Ning Lia Istifhama lebih lanjut menekankan pentingnya memahami fakta secara utuh sebelum berbicara, terutama ketika membahas tradisi pesantren yang kompleks. “Maka jadilah perekat sosial, jangan perkeruh suasana. Saya kira ini penting untuk dimiliki semua pihak,” tegasnya. Pendapat Senator cantik ini diperkuat oleh pengalamannya sendiri sebagai mantan santri di masa SMA yang memberinya perspektif mendalam tentang nilai-nilai kebersamaan dan keberkahan dalam kehidupan pondok. “Kalau bicara pondok pesantren misalnya, budaya nyantri dan kehidupan sosial santri, maka harus berpengalaman sebagai santri, setidaknya lakukan riset mendalam,” imbuh Ning Lia. Pengalaman nyantri Lia Istifhama ini menjadi dasar kuat bagi kritiknya terhadap tayangan Trans7 yang dinilai gegabah.

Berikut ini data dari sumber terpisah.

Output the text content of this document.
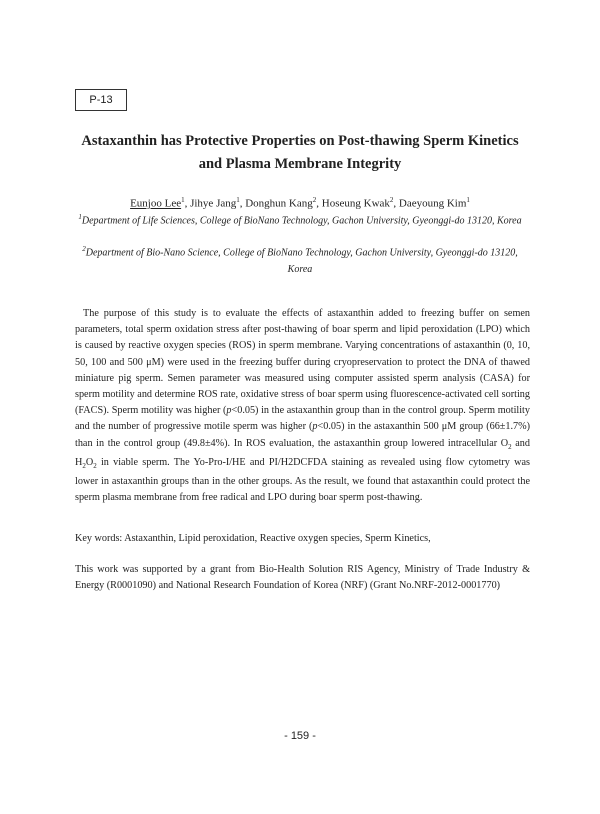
P-13
Astaxanthin has Protective Properties on Post-thawing Sperm Kinetics
and Plasma Membrane Integrity
Eunjoo Lee$^1$, Jihye Jang$^1$, Donghun Kang$^2$, Hoseung Kwak$^2$, Daeyoung Kim$^1$
$^1$Department of Life Sciences, College of BioNano Technology, Gachon University, Gyeonggi-do 13120, Korea
$^2$Department of Bio-Nano Science, College of BioNano Technology, Gachon University, Gyeonggi-do 13120, Korea

The purpose of this study is to evaluate the effects of astaxanthin added to freezing buffer on semen parameters, total sperm oxidation stress after post-thawing of boar sperm and lipid peroxidation (LPO) which is caused by reactive oxygen species (ROS) in sperm membrane. Varying concentrations of astaxanthin (0, 10, 50, 100 and 500 μM) were used in the freezing buffer during cryopreservation to protect the DNA of thawed miniature pig sperm. Semen parameter was measured using computer assisted sperm analysis (CASA) for sperm motility and determine ROS rate, oxidative stress of boar sperm using fluorescence-activated cell sorting (FACS). Sperm motility was higher (p<0.05) in the astaxanthin group than in the control group. Sperm motility and the number of progressive motile sperm was higher (p<0.05) in the astaxanthin 500 μM group (66±1.7%) than in the control group (49.8±4%). In ROS evaluation, the astaxanthin group lowered intracellular $O_2$ and $H_2O_2$ in viable sperm. The Yo-Pro-I/HE and PI/H2DCFDA staining as revealed using flow cytometry was lower in astaxanthin groups than in the other groups. As the result, we found that astaxanthin could protect the sperm plasma membrane from free radical and LPO during boar sperm post-thawing.

Key words: Astaxanthin, Lipid peroxidation, Reactive oxygen species, Sperm Kinetics,

This work was supported by a grant from Bio-Health Solution RIS Agency, Ministry of Trade Industry & Energy (R0001090) and National Research Foundation of Korea (NRF) (Grant No.NRF-2012-0001770)

- 159 -
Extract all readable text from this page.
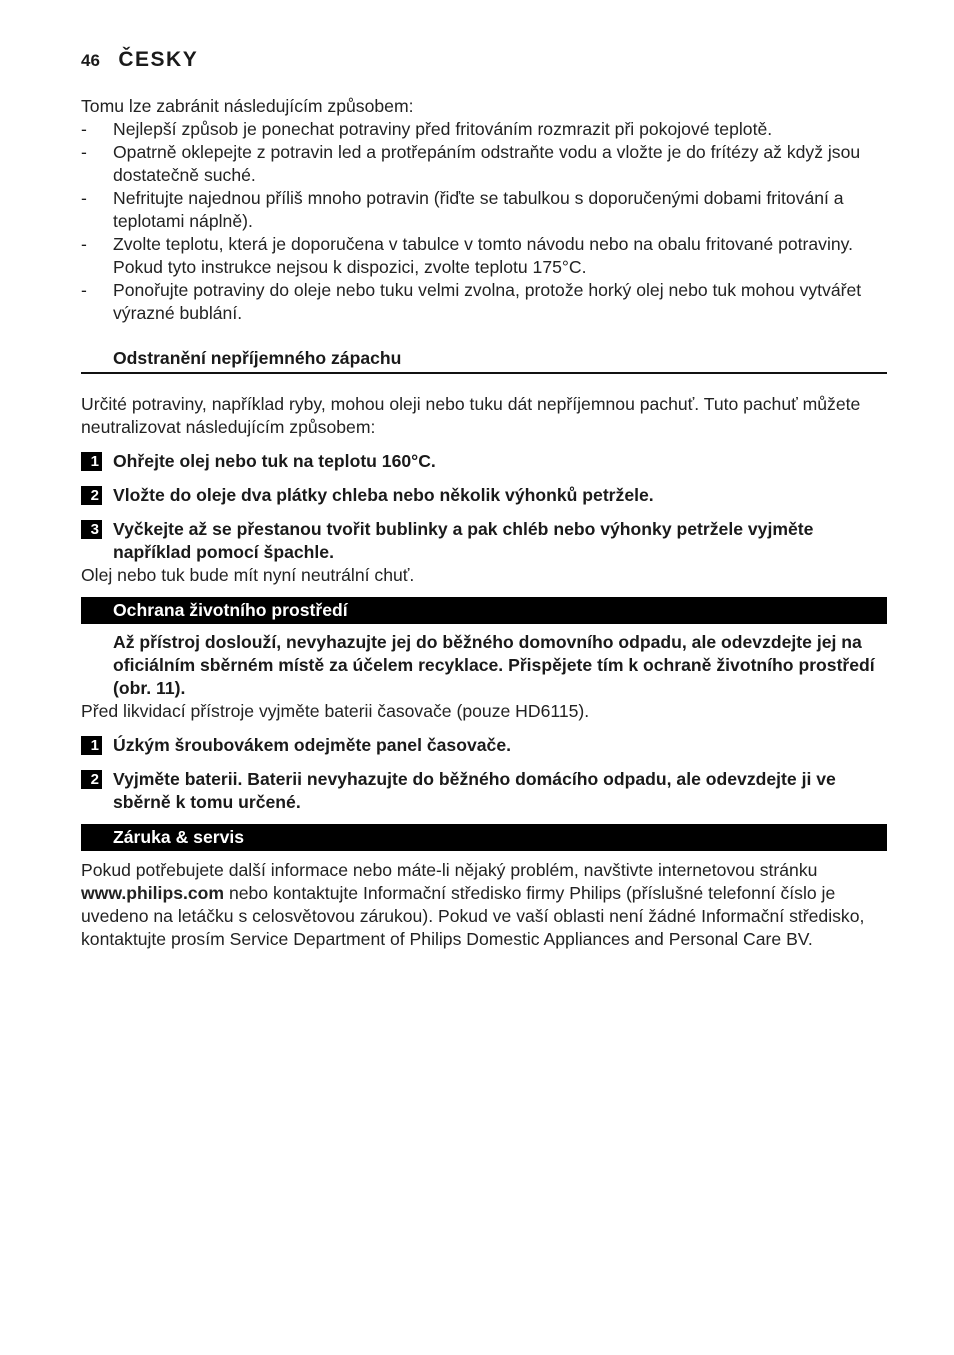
46 ČESKY

Tomu lze zabránit následujícím způsobem:

- Nejlepší způsob je ponechat potraviny před fritováním rozmrazit při pokojové teplotě.
- Opatrně oklepejte z potravin led a protřepáním odstraňte vodu a vložte je do frítézy až když jsou dostatečně suché.
- Nefritujte najednou příliš mnoho potravin (řiďte se tabulkou s doporučenými dobami fritování a teplotami náplně).
- Zvolte teplotu, která je doporučena v tabulce v tomto návodu nebo na obalu fritované potraviny. Pokud tyto instrukce nejsou k dispozici, zvolte teplotu 175°C.
- Ponořujte potraviny do oleje nebo tuku velmi zvolna, protože horký olej nebo tuk mohou vytvářet výrazné bublání.
Odstranění nepříjemného zápachu

Určité potraviny, například ryby, mohou oleji nebo tuku dát nepříjemnou pachuť. Tuto pachuť můžete neutralizovat následujícím způsobem:

1 Ohřejte olej nebo tuk na teplotu 160°C.

2 Vložte do oleje dva plátky chleba nebo několik výhonků petržele.

3 Vyčkejte až se přestanou tvořit bublinky a pak chléb nebo výhonky petržele vyjměte například pomocí špachle.

Olej nebo tuk bude mít nyní neutrální chuť.

Ochrana životního prostředí

Až přístroj doslouží, nevyhazujte jej do běžného domovního odpadu, ale odevzdejte jej na oficiálním sběrném místě za účelem recyklace. Přispějete tím k ochraně životního prostředí (obr. 11).

Před likvidací přístroje vyjměte baterii časovače (pouze HD6115).

1 Úzkým šroubovákem odejměte panel časovače.

2 Vyjměte baterii. Baterii nevyhazujte do běžného domácího odpadu, ale odevzdejte ji ve sběrně k tomu určené.

Záruka & servis

Pokud potřebujete další informace nebo máte-li nějaký problém, navštivte internetovou stránku www.philips.com nebo kontaktujte Informační středisko firmy Philips (příslušné telefonní číslo je uvedeno na letáčku s celosvětovou zárukou). Pokud ve vaší oblasti není žádné Informační středisko, kontaktujte prosím Service Department of Philips Domestic Appliances and Personal Care BV.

Dari sisi regulator, Komisi Penyiaran Indonesia Daerah Jawa Timur mengambil langkah proaktif. Ketua KPID Jawa Timur, Royin Fauziana, mengonfirmasi bahwa lembaganya telah kebanjiran laporan dari masyarakat dan tokoh pesantren. Royin Fauziana KPID menyatakan bahwa tayangan tersebut diduga kuat telah melanggar Pedoman Perilaku Penyiaran dan Standar Program Siaran. “Kami menilai ada indikasi pelanggaran terhadap Pedoman Perilaku Penyiaran dan Standar Program Siaran (P3SPS), khususnya terkait penghormatan terhadap nilai-nilai agama dan keberagaman,” papar Royin. Ia menegaskan kembali prinsip dasar bahwa penyiaran harus memperkuat toleransi, bukan sebaliknya, menebar stigma.
Sebagai bentuk tindakan KPID Jatim yang konkret, lembaga ini akan melaporkan seluruh temuan dan aduan kepada KPI Pusat. Mereka juga berkomitmen untuk menyusun rekomendasi kebijakan guna memperkuat literasi media penyiaran bagi semua pemangku kepentingan. Langkah ini diharapkan dapat menjadi pondasi untuk mencegah terulangnya pelanggaran etika penyiaran serupa di masa depan, khususnya untuk konten-konten sensitif yang menyangkut agama dan budaya. Insiden viral Trans7 ini menjadi pengingat keras bagi seluruh industri media tentang tanggung jawab besar yang melekat pada setiap detik tayangan yang disiarkan kepada publik.